セッション情報 消化器病学会・肝臓学会合同特別企画1(消化器病学会・肝臓学会合同)

消化器病学会・肝臓学会合同特別企画 「新時代を担う若き消化器医へのメッセージ」 常時新しいことを求めて

タイトル 消肝特企1-1:

常時新しいことを求めて

演者 谷川 久一(久留米大・名誉教授)
共同演者
抄録 私は医学部を卒業して56年、年齢でいうと丁度満80歳になる。振り返ってみると、当初不明であった肝疾患の多くが肝炎ウイルスによることが判明し、その後その対策が進み、現在は肥満にもとづく肝疾患が数としては圧倒的になった。
卒後2年間米国の大学での卒後臨床研修は、私にどんな環境でも1人で生きていけるといった独立独歩の精神を与えてくれた。安い給料で、1日おきの当直、毎週数多くのプレゼンテーションをつたない英語でこなすなど、客観的には大変な生活であったが、結構楽しい日々であった。ぜひ若い時には誰もがこのような時期を過ごすことは有意義だと思う。
帰国して大学院に入り、その当時始まったばかりの肝生検で得られた肝組織を電子顕微鏡で観察する研究を選んだ。電子顕微鏡観察は、「見えなかったものが見える」といった刺激的なもので、見る毎に新しい発見があり、私はそれだけで幸福であった。A型肝炎ウイルスを初めてみることにも興奮したが、なんといっても当時肝臓というと肝細胞しか頭になかった私は、類洞壁細胞という4種の新しい細胞群のあることを知り、その研究のとりことなった。
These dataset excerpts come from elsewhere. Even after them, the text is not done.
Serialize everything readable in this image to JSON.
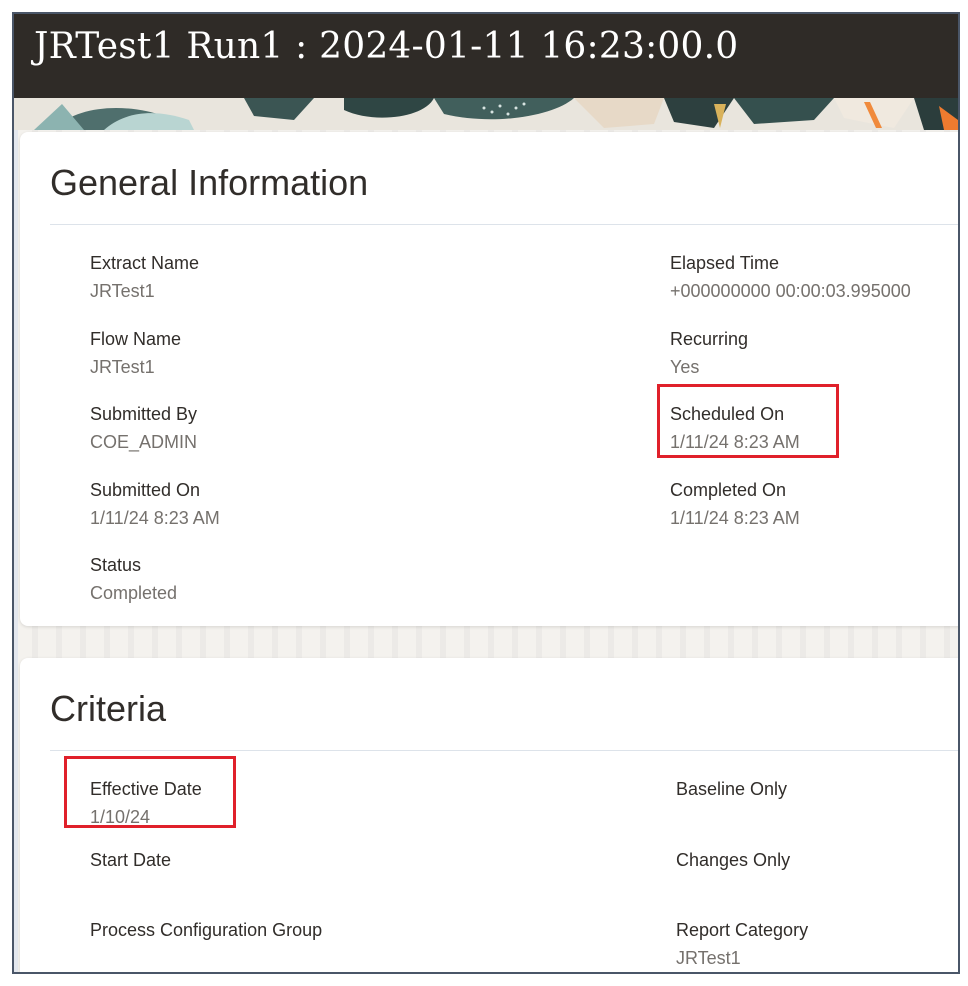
{
  "page": {
    "title": "JRTest1 Run1 : 2024-01-11 16:23:00.0"
  },
  "colors": {
    "title_bar": "#2f2b27",
    "label_text": "#312d2a",
    "value_text": "#75716d",
    "highlight_border": "#e0202a"
  },
  "general": {
    "heading": "General Information",
    "fields": {
      "extract_name": {
        "label": "Extract Name",
        "value": "JRTest1"
      },
      "elapsed_time": {
        "label": "Elapsed Time",
        "value": "+000000000 00:00:03.995000"
      },
      "flow_name": {
        "label": "Flow Name",
        "value": "JRTest1"
      },
      "recurring": {
        "label": "Recurring",
        "value": "Yes"
      },
      "submitted_by": {
        "label": "Submitted By",
        "value": "COE_ADMIN"
      },
      "scheduled_on": {
        "label": "Scheduled On",
        "value": "1/11/24 8:23 AM"
      },
      "submitted_on": {
        "label": "Submitted On",
        "value": "1/11/24 8:23 AM"
      },
      "completed_on": {
        "label": "Completed On",
        "value": "1/11/24 8:23 AM"
      },
      "status": {
        "label": "Status",
        "value": "Completed"
      }
    }
  },
  "criteria": {
    "heading": "Criteria",
    "fields": {
      "effective_date": {
        "label": "Effective Date",
        "value": "1/10/24"
      },
      "baseline_only": {
        "label": "Baseline Only",
        "value": ""
      },
      "start_date": {
        "label": "Start Date",
        "value": ""
      },
      "changes_only": {
        "label": "Changes Only",
        "value": ""
      },
      "process_configuration_group": {
        "label": "Process Configuration Group",
        "value": ""
      },
      "report_category": {
        "label": "Report Category",
        "value": "JRTest1"
      }
    }
  }
}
論文に書く暇もないくらい多くの所見がみつかり、まとめて英文の著書となった。これはその後、イタリア語、スペイン語の訳本も出版された。Stellate細胞が線維を作る主な細胞ではないかと初めて報告したり、肝硬変の類洞内皮細胞の変化から肝硬変診断におけるヒアルロン酸測定の開発など、数かぎりない。
そして、ことに興味をもったのは、ASH、NASHにおけるKupffer細胞の役割の重要性で、その主役をなすLPSが私の心をとらえた。なぜこの様な疾患でLPSの吸収が増加するのか。
本邦における男子成人のおよそ1/3が肥満者で、その多くがNAFLD患者で、本邦ではおよそ2000万、その内NASHは200万と推定される。そしてNASHへの進展にはLPS刺激によるKupffer細胞の活性化が重要と考えられている。
一方、肥満にもとづく内臓脂肪からもTNFαなどのサイトカインやFFAが門脈を介してまず肝細胞に達し、脂肪沈着のみならず、インシュリン抵抗性を生ぜしめ、進展すると2型糖尿病の発症となる。いいかえると糖尿病は肝臓病ともいえるわけで、実際糖尿病の第一の死因は肝疾患である。またこのインシュリン抵抗性が、全身の発癌を助長することも明らかとなってきている。この内臓脂肪からのサイトカインの産生もLPSの作用ではないかと考えられている。
このように肥満では肝臓はNAFLDの状態、そしてこれが高脂血症を生じ、全身の循環器障害の原因となっていることも明らかである。いいかえると肥満により生じた肝臓の変化が全身の疾患の原因を作っていることで、その肝臓の疾患を増悪しているのが腸管由来のLPSである。肝臓に流入する血液のおよそ80%が門脈血で、その多くが腸管由来であり、腸管には1011~1014というおびただしい腸内細菌が存在する。そして現在問題の肥満も腸内細菌が深く関わっているという報告もある。
腸内細菌はなぜ存在するのかといった根本的問題を含めて、肝疾患との関わり、またそれに関連する全身の疾患との関わりを明らかにすることが今後の大きな研究の道筋と思われる。若い方々には常時新しいことを求めて進んで下さることを期待したい。